Peninsula Energy (PENMF): – Peninsula is the least know of the uranium ISR players however given a Definitive Feasibility Study (DFS) released on August 14, 2022, a final construction decision is expected later this year with ultimate commissioning and a ramp-up in production from the Lance project expected by the end of 2023. The company already has several LT sales agreements in-hand, highlighted by delivery for up to 4.8M lbs extending to 2030. As of the latest quarter, the company had 310,000 lbs in inventory along with a cash balance of $7.6M in treasury.

What we specifically like about the Lance Project is that relative to all other near-term production assets from the peers, Lance has by far the largest ISR resource at 53.6M lbs (or even at the reduced, 21.8M lbs used as the basis for the DFS) located in the tier 1 ISR uranium district in Wyoming’s Powder River Basin. Specifically, the DFS estimated a two stage ramp up to 2.0M lbs of production per year, averaging 1.3M lbs of uranium per year over an 11 year LOM. Using a $62/lb LOM average sales price, an NPV8% of $125.0M and an IRR of 43% was estimated. It is important to remember that the LOM and economics for Lance will improve further once the nearly 30.0M lbs of (currently) Inferred resources located in the adjacent Barber area will be included and used for future feedstock. For the sake of conservatism, the DFS only included the M&I material from the Kendrick production area and from the Ross production area, once including Barber, significant upside is expected as the market is currently ascribing zero value to the nearly 30.0M lb adjacent resource. Moreover, the introduction of a low pH ISR method used for extraction will generate a higher overall resource recovery factor accomplished at a faster pace (more uranium extracted over less time). A field trial and demonstration has already been accomplished as part of de-risking the asset. Peninsula Energy is the only fully licensed company for low pH ISR.

As can be seen from the graph above, the Lance project currently trades at an EV/lb of just $2.0/lb using the global 53.6M lb resource, or $5.0/lb using the 21.8M lbs as seen from the DFS. Lost Creek is next at an EV/lb of $13.50, followed by encore Energy’s Dewey Burdock at $17.80.

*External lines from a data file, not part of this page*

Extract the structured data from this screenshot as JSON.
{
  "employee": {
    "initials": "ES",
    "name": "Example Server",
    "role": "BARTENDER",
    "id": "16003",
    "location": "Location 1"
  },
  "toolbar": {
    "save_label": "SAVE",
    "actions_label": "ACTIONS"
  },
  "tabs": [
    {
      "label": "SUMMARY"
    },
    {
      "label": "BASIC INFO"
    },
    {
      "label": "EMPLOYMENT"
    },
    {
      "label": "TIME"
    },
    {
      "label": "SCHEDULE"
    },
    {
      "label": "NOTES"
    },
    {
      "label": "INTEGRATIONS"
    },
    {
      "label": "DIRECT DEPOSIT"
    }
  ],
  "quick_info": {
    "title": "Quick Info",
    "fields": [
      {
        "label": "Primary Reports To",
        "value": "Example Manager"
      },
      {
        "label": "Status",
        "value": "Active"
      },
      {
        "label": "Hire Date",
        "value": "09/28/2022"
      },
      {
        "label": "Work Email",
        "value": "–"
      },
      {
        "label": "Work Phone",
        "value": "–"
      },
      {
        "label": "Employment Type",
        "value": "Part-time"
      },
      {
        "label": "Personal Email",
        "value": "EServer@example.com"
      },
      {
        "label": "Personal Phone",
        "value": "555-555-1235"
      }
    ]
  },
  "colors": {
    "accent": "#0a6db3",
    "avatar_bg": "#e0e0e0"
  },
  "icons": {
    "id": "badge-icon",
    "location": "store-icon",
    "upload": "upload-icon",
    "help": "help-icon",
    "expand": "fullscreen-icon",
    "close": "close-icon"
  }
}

Why the underperformance ? There certainly are reasons to explain Peninsula’s valuation discount - First and foremost is the fact that the company is primarily listed and traded in Australia, along with some liquidity on the OTCQB. Moreover, though the methodology and rigors for resource estimation are comparable, the entire Lance resource is notably JORC compliant (the methodology favored in Australia) rather than the NI43-101 methodology more known to North American investors. That said, the two main things we look for in a successful mining operation is 1) a quality/economic asset base and 2) management with a proven track record. Point 1 was addressed with the DFS (along with sizeable uncaptured upside) while for point 2, we can safely say that Managing Director/CEO Wayne Heili has a proven/successful ISR track record having designed, built and commissioned the Lost Creek ISR operation as previous President & CEO of Ur-Energy.

On back of the successful DFS, management will now be working towards stage 1 financing (an estimated $10.0M-$20.0M needed for production) and with it a possible secondary listing in North America (finally!). Any timeframe on a secondary along with an anticipated Final Investment Decision will be the major catalysts for the remainder of 2022. The very compelling Peninsula Energy story has been dormant over the last few years but the company will become more prevalent over the course of 2022 and beyond as institutions and an increasingly sophisticated retail investor base become much more engaged.